Avoid the Bond Fund Trap
Investment professionals often preach to the masses (that’s us) that two of the biggest killers of investment returns are fear and greed. (That would be our fear and greed. Investment professional tend to overlook the impact of their own greed.) I’m familiar with these very human frailties. I’ve struggled with my own fear of loss as in impediment to making rational and timely financial decisions.
In my book, making investment decisions based on fear and engaging in risk-adjusted behaviors are distinct concepts. A fearful investor may tend toward doing nothing, even in the face of overwhelming evidence that something should be done. An investor that modifies his or her investing behavior based on risk tolerance is more likely to make rational decisions. In our case, I adjusted our equity allocation downward during the market decline, putting new money into cash-equivalents. I also sold some high risk financial stocks before the bottom completely fell out. This made sense for us because of our age.
This brings me to the ultimate topic of this post: avoiding the bond fund trap.

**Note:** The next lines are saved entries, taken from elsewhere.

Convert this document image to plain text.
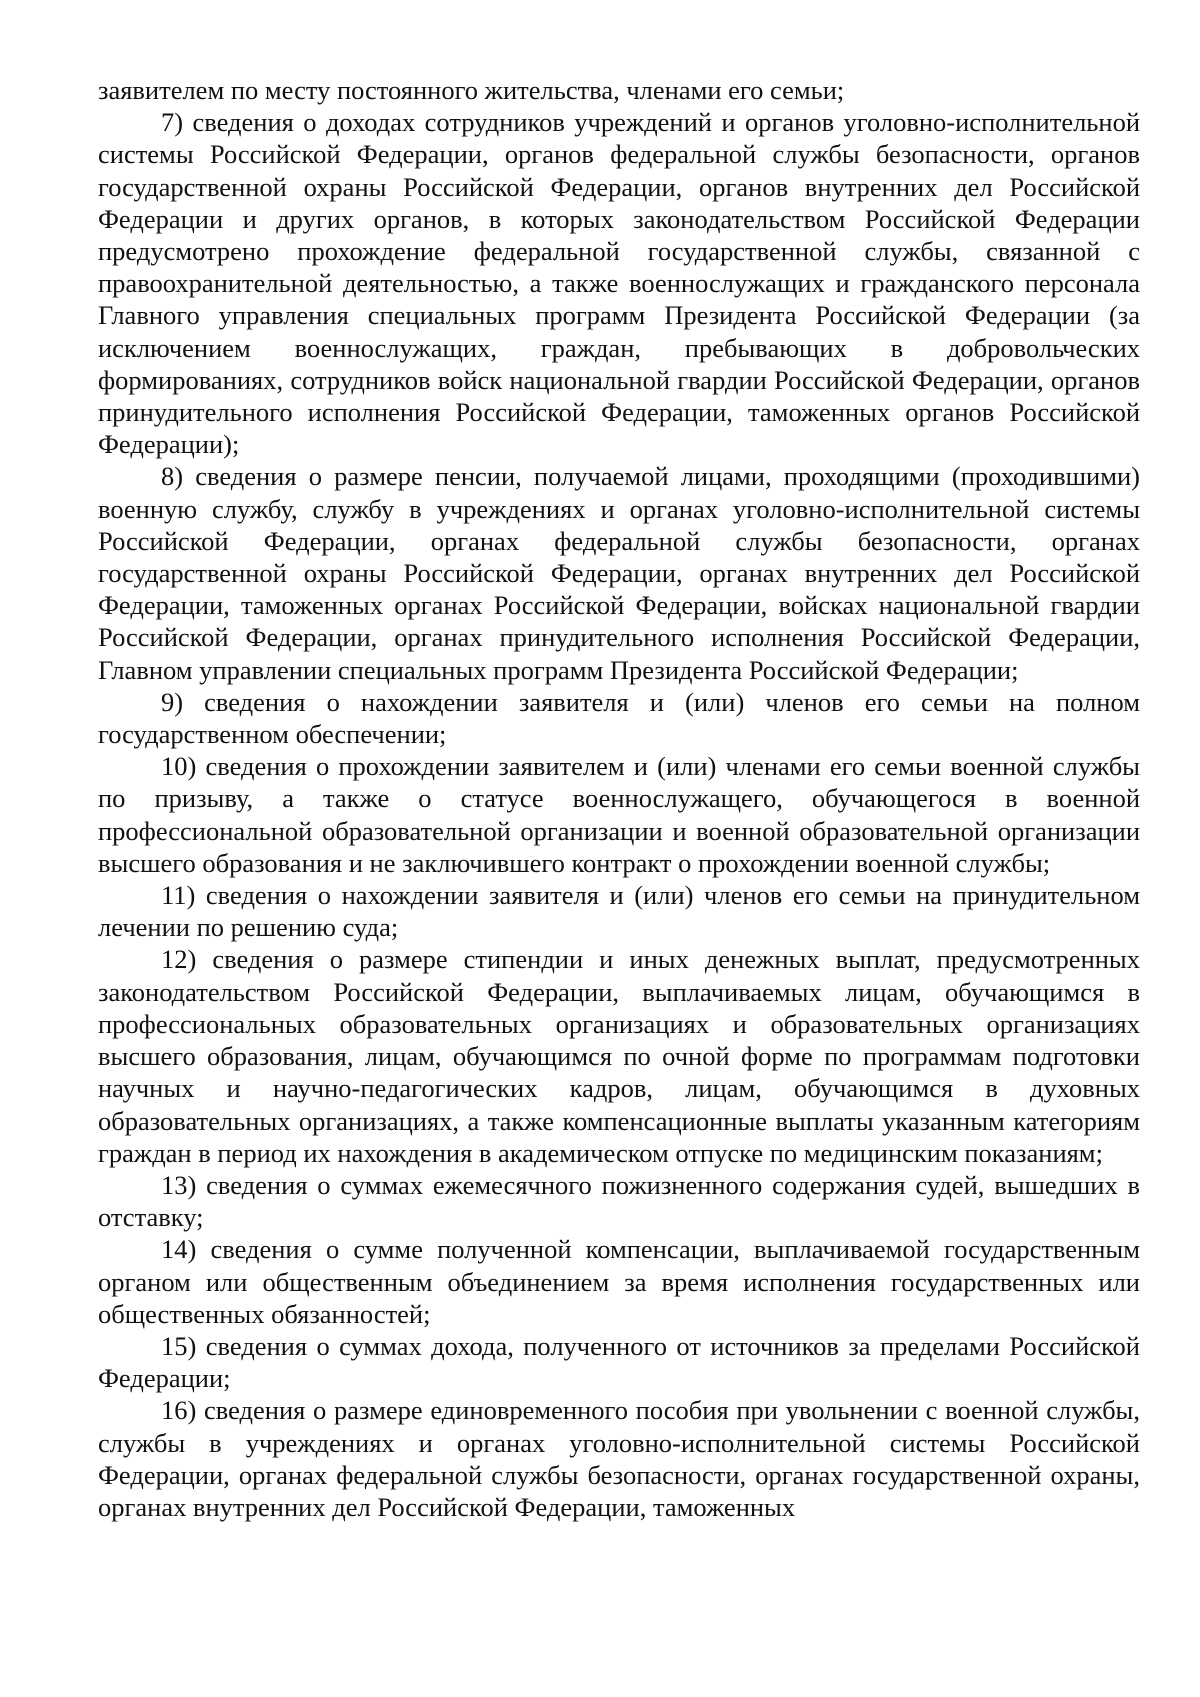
заявителем по месту постоянного жительства, членами его семьи;

7) сведения о доходах сотрудников учреждений и органов уголовно-исполнительной системы Российской Федерации, органов федеральной службы безопасности, органов государственной охраны Российской Федерации, органов внутренних дел Российской Федерации и других органов, в которых законодательством Российской Федерации предусмотрено прохождение федеральной государственной службы, связанной с правоохранительной деятельностью, а также военнослужащих и гражданского персонала Главного управления специальных программ Президента Российской Федерации (за исключением военнослужащих, граждан, пребывающих в добровольческих формированиях, сотрудников войск национальной гвардии Российской Федерации, органов принудительного исполнения Российской Федерации, таможенных органов Российской Федерации);

8) сведения о размере пенсии, получаемой лицами, проходящими (проходившими) военную службу, службу в учреждениях и органах уголовно-исполнительной системы Российской Федерации, органах федеральной службы безопасности, органах государственной охраны Российской Федерации, органах внутренних дел Российской Федерации, таможенных органах Российской Федерации, войсках национальной гвардии Российской Федерации, органах принудительного исполнения Российской Федерации, Главном управлении специальных программ Президента Российской Федерации;

9) сведения о нахождении заявителя и (или) членов его семьи на полном государственном обеспечении;

10) сведения о прохождении заявителем и (или) членами его семьи военной службы по призыву, а также о статусе военнослужащего, обучающегося в военной профессиональной образовательной организации и военной образовательной организации высшего образования и не заключившего контракт о прохождении военной службы;

11) сведения о нахождении заявителя и (или) членов его семьи на принудительном лечении по решению суда;

12) сведения о размере стипендии и иных денежных выплат, предусмотренных законодательством Российской Федерации, выплачиваемых лицам, обучающимся в профессиональных образовательных организациях и образовательных организациях высшего образования, лицам, обучающимся по очной форме по программам подготовки научных и научно-педагогических кадров, лицам, обучающимся в духовных образовательных организациях, а также компенсационные выплаты указанным категориям граждан в период их нахождения в академическом отпуске по медицинским показаниям;

13) сведения о суммах ежемесячного пожизненного содержания судей, вышедших в отставку;

14) сведения о сумме полученной компенсации, выплачиваемой государственным органом или общественным объединением за время исполнения государственных или общественных обязанностей;

15) сведения о суммах дохода, полученного от источников за пределами Российской Федерации;

16) сведения о размере единовременного пособия при увольнении с военной службы, службы в учреждениях и органах уголовно-исполнительной системы Российской Федерации, органах федеральной службы безопасности, органах государственной охраны, органах внутренних дел Российской Федерации, таможенных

It seems that fear is still guiding the investment behavior for lots of us. My basis for this statement: In the past year, investors have funneled $506 billion into mutual funds. You might be wondering how that manifests fearful investing. The answer lies here: Of the $506 billion invested in mutual funds, $409 billion was put into bond funds. (That’s 80% in bond funds for the tired brains out there.) (Source)
This brings me to the “trap” part of my warning. The average investor sees the word “bond” and immediately thinks “safety” compared to stocks. Heck, “bond” just sounds more secure. That’s my theory of why bond funds are so popular now compared to equity funds. The fearful investors put their money in bond funds, believing that bond funds are “safer.” But that’s not necessarily true.
Granted, a highly rated bond is clearly “safer” than a stock in that you are less likely to lose your investment. The caveat is that you must hold the bond until maturity.
Many casual investors assume that because bond funds own thousands of individual bonds, the funds are also “safe.” This is a false assumption. First, bond funds rarely hold bonds until maturity or if they do, the bonds mature at different times. This means that the market value of the fund shares is subject to fluctuations in the market (trade) value of the underlying bonds. The bond market values are subject to interest rate risk, among other factors. If interest rates rise after an investor buys shares in a bond fund, the share value is highly likely to decline in proportion to the increase in interest rates. This is because the market values of the bonds owned by the fund are falling with increases in interest rates. (An exception may be a bond fund that holds only bonds with a short duration until maturity.)
In summary, a belief that bond funds are “safe and secure” is a trap for the fearful investor. In some circumstances, such as an economy experiencing interest rate volatility, bond funds can be riskier than equity funds.
So avoid the bond fund trap. Do not let fear control your investing behavior. Look beyond your fear (and your greed) when making financial decisions. If you are incapable of controlling your emotions when planning your financial future, get some help. You will be glad you did.